The first forum was held in person (with social distancing) with the option to join on Zoom. This first forum served to evaluate how participants were feeling and what their needs were.
At the second forum, Franklin County Sheriff Napoleon Bell came as a special guest, to discuss police culture as well as share his experience as a Black police officer.
The third forum focused on education about microaggression and ways to combat them, and the fourth forum featured a discussion of Vernā Meyer’s TEDTalk, “How to overcome our biases? Walk boldly toward them.”
The forums are scheduled every three months.
Attendance has fluctuated depending on patients’ needs, but turnout overall has been good, and those who participate have found the forum useful in their personal, professional, and community lives. The program has also been helpful in facilitating difficult conversations with patients.

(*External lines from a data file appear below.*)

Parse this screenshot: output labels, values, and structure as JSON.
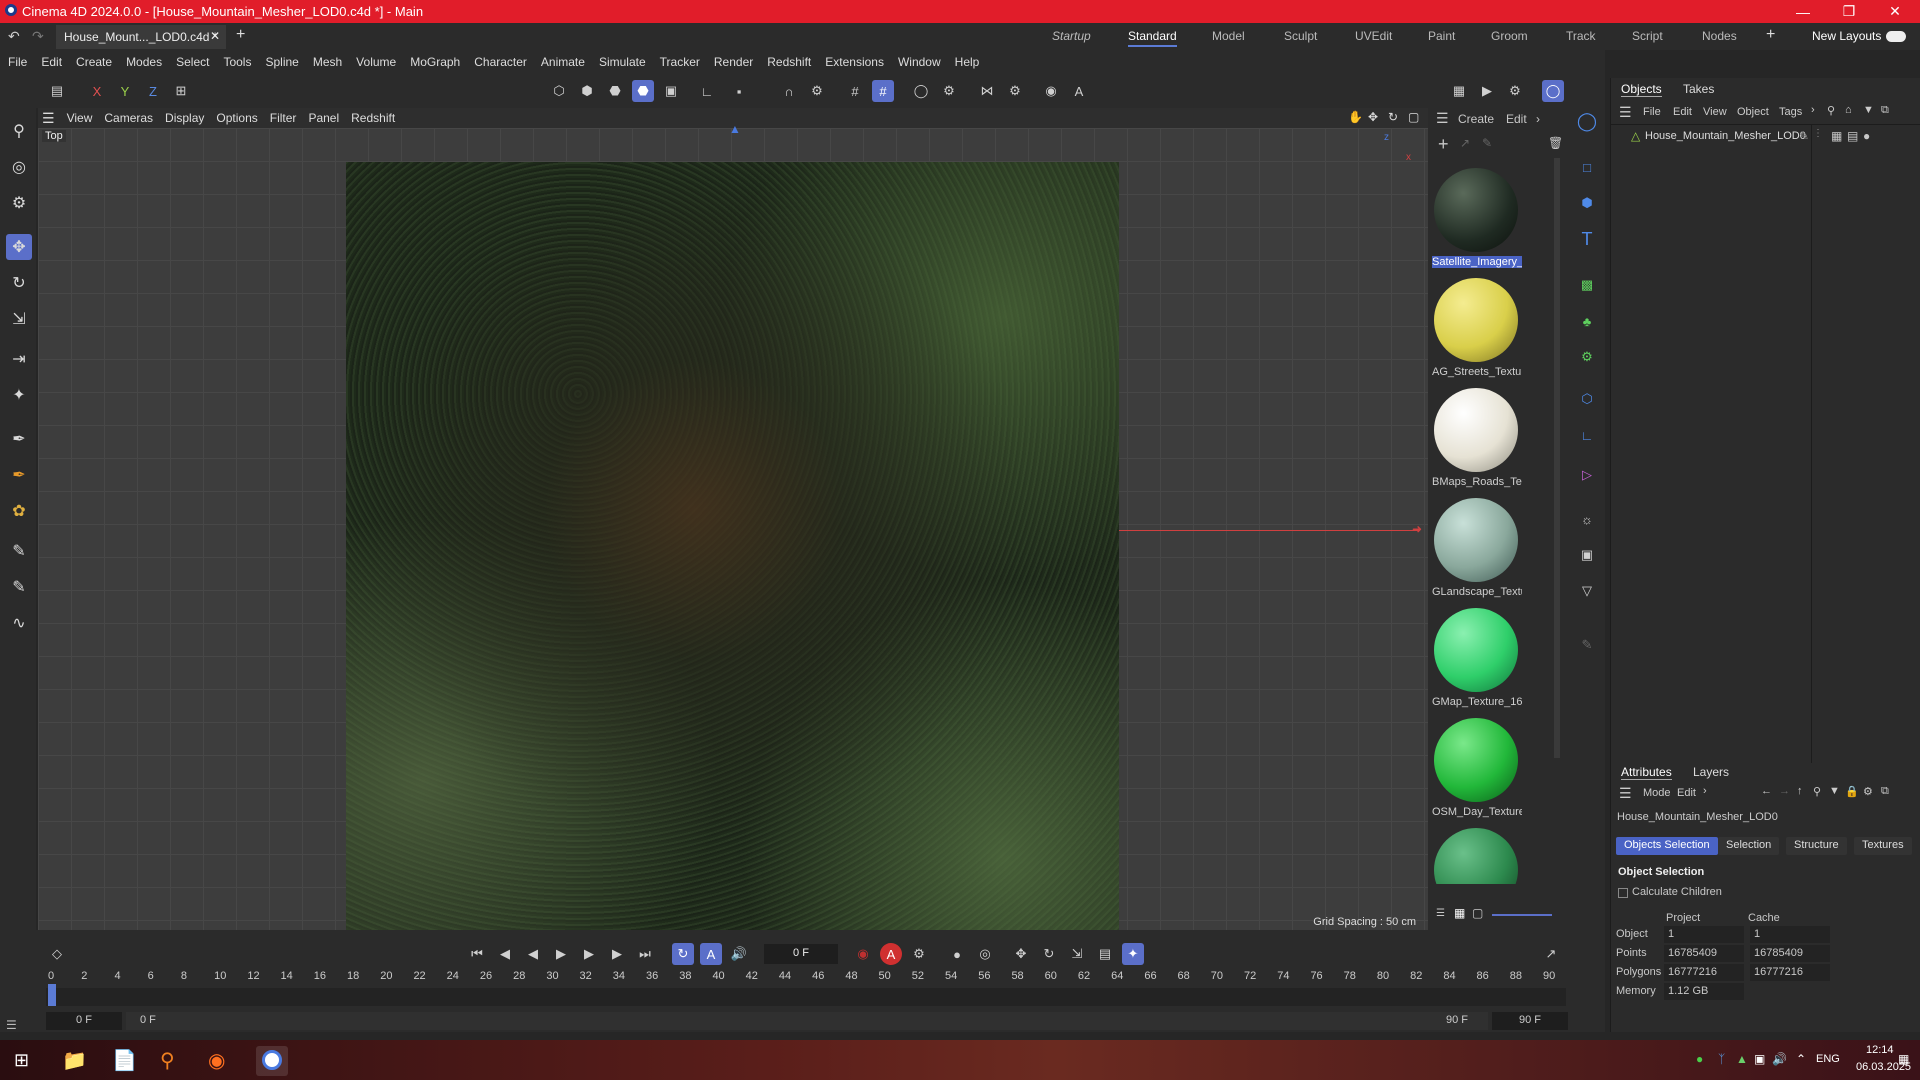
{
  "window": {
    "title": "Cinema 4D 2024.0.0 - [House_Mountain_Mesher_LOD0.c4d *] - Main"
  },
  "doc_tab": {
    "label": "House_Mount..._LOD0.c4d *"
  },
  "layouts": [
    "Startup",
    "Standard",
    "Model",
    "Sculpt",
    "UVEdit",
    "Paint",
    "Groom",
    "Track",
    "Script",
    "Nodes"
  ],
  "new_layouts": "New Layouts",
  "menu": [
    "File",
    "Edit",
    "Create",
    "Modes",
    "Select",
    "Tools",
    "Spline",
    "Mesh",
    "Volume",
    "MoGraph",
    "Character",
    "Animate",
    "Simulate",
    "Tracker",
    "Render",
    "Redshift",
    "Extensions",
    "Window",
    "Help"
  ],
  "axis": {
    "x": "X",
    "y": "Y",
    "z": "Z"
  },
  "viewport": {
    "menu": [
      "View",
      "Cameras",
      "Display",
      "Options",
      "Filter",
      "Panel",
      "Redshift"
    ],
    "name": "Top",
    "grid_spacing": "Grid Spacing : 50 cm"
  },
  "material_panel": {
    "menu": [
      "Create",
      "Edit"
    ],
    "materials": [
      {
        "name": "Satellite_Imagery_",
        "color": "#1f2a22"
      },
      {
        "name": "AG_Streets_Textur",
        "color": "#d9cf4a"
      },
      {
        "name": "BMaps_Roads_Tex",
        "color": "#e6e2d4"
      },
      {
        "name": "GLandscape_Textu",
        "color": "#8aa89c"
      },
      {
        "name": "GMap_Texture_16",
        "color": "#2fcf6a"
      },
      {
        "name": "OSM_Day_Texture",
        "color": "#22b83a"
      },
      {
        "name": "",
        "color": "#2d8a4e"
      }
    ]
  },
  "objects": {
    "tabs": [
      "Objects",
      "Takes"
    ],
    "menu": [
      "File",
      "Edit",
      "View",
      "Object",
      "Tags"
    ],
    "items": [
      "House_Mountain_Mesher_LOD0"
    ]
  },
  "attributes": {
    "tabs": [
      "Attributes",
      "Layers"
    ],
    "menu": [
      "Mode",
      "Edit"
    ],
    "object_name": "House_Mountain_Mesher_LOD0",
    "buttons": [
      "Objects Selection",
      "Selection",
      "Structure",
      "Textures"
    ],
    "section": "Object Selection",
    "calc_children": "Calculate Children",
    "col_project": "Project",
    "col_cache": "Cache",
    "rows": [
      {
        "label": "Object",
        "project": "1",
        "cache": "1"
      },
      {
        "label": "Points",
        "project": "16785409",
        "cache": "16785409"
      },
      {
        "label": "Polygons",
        "project": "16777216",
        "cache": "16777216"
      },
      {
        "label": "Memory",
        "project": "1.12 GB",
        "cache": ""
      }
    ]
  },
  "timeline": {
    "frame": "0 F",
    "ticks": [
      "0",
      "2",
      "4",
      "6",
      "8",
      "10",
      "12",
      "14",
      "16",
      "18",
      "20",
      "22",
      "24",
      "26",
      "28",
      "30",
      "32",
      "34",
      "36",
      "38",
      "40",
      "42",
      "44",
      "46",
      "48",
      "50",
      "52",
      "54",
      "56",
      "58",
      "60",
      "62",
      "64",
      "66",
      "68",
      "70",
      "72",
      "74",
      "76",
      "78",
      "80",
      "82",
      "84",
      "86",
      "88",
      "90"
    ],
    "start_a": "0 F",
    "start_b": "0 F",
    "end_a": "90 F",
    "end_b": "90 F"
  },
  "taskbar": {
    "lang": "ENG",
    "time": "12:14",
    "date": "06.03.2025"
  }
}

“We were happy to see some repeat visitors. There was a lot of interest, a lot of intention to getting there,” Lindsey said. The women have also worked on the timing of the forums to include both day and night shift nurses.

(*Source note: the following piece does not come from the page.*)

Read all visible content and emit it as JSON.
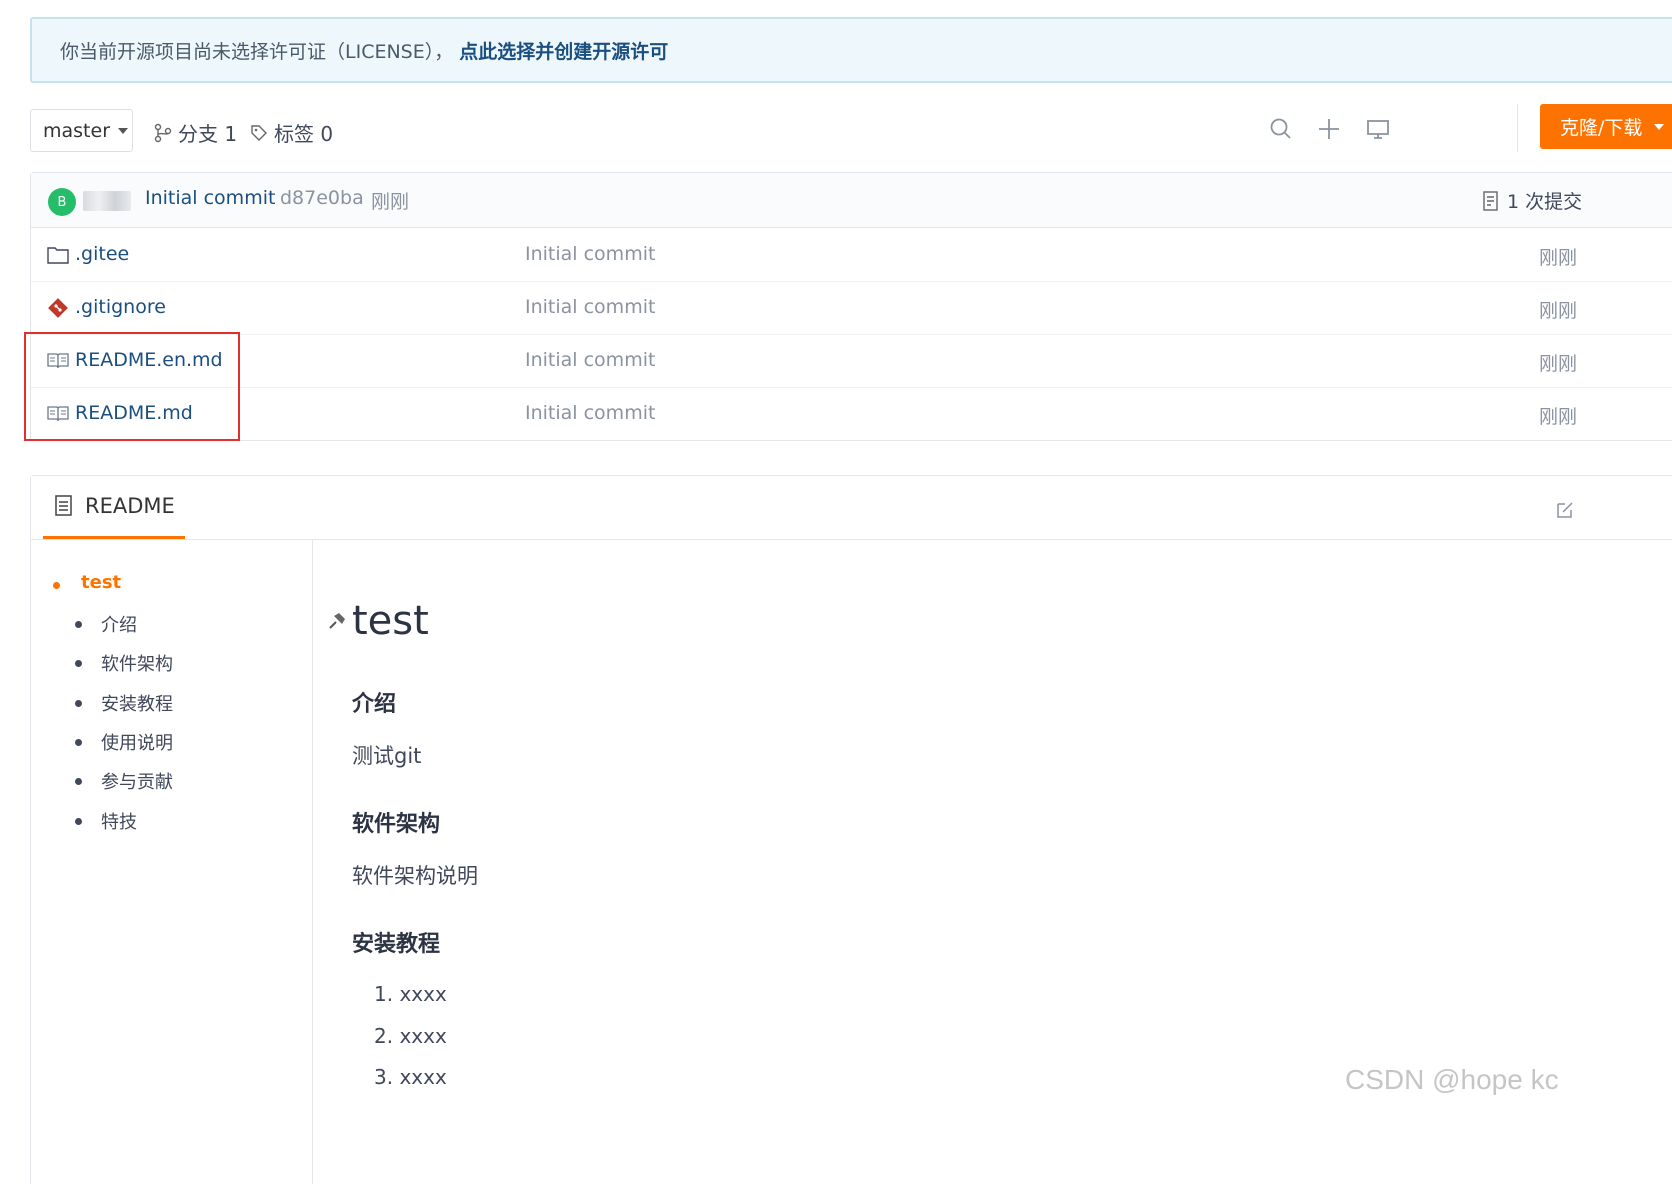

“Since we started this, we’ve moved into a couple of other initiatives: one university- and medical center–wide initiative, which is our Anti-Racism Action Plan. We both joined a couple of committees and have been really enjoying the work that’s happening around here. We also have started to co-chair another committee for our cancer hospital as another forum for people to talk about their feelings and emotions. We’re in the process of developing a more structured intervention,” said Lindsey.
“We educate one another daily, as well as the staff,” added Davis. “It has just been a wonderful partnering to help us branch into many different things.”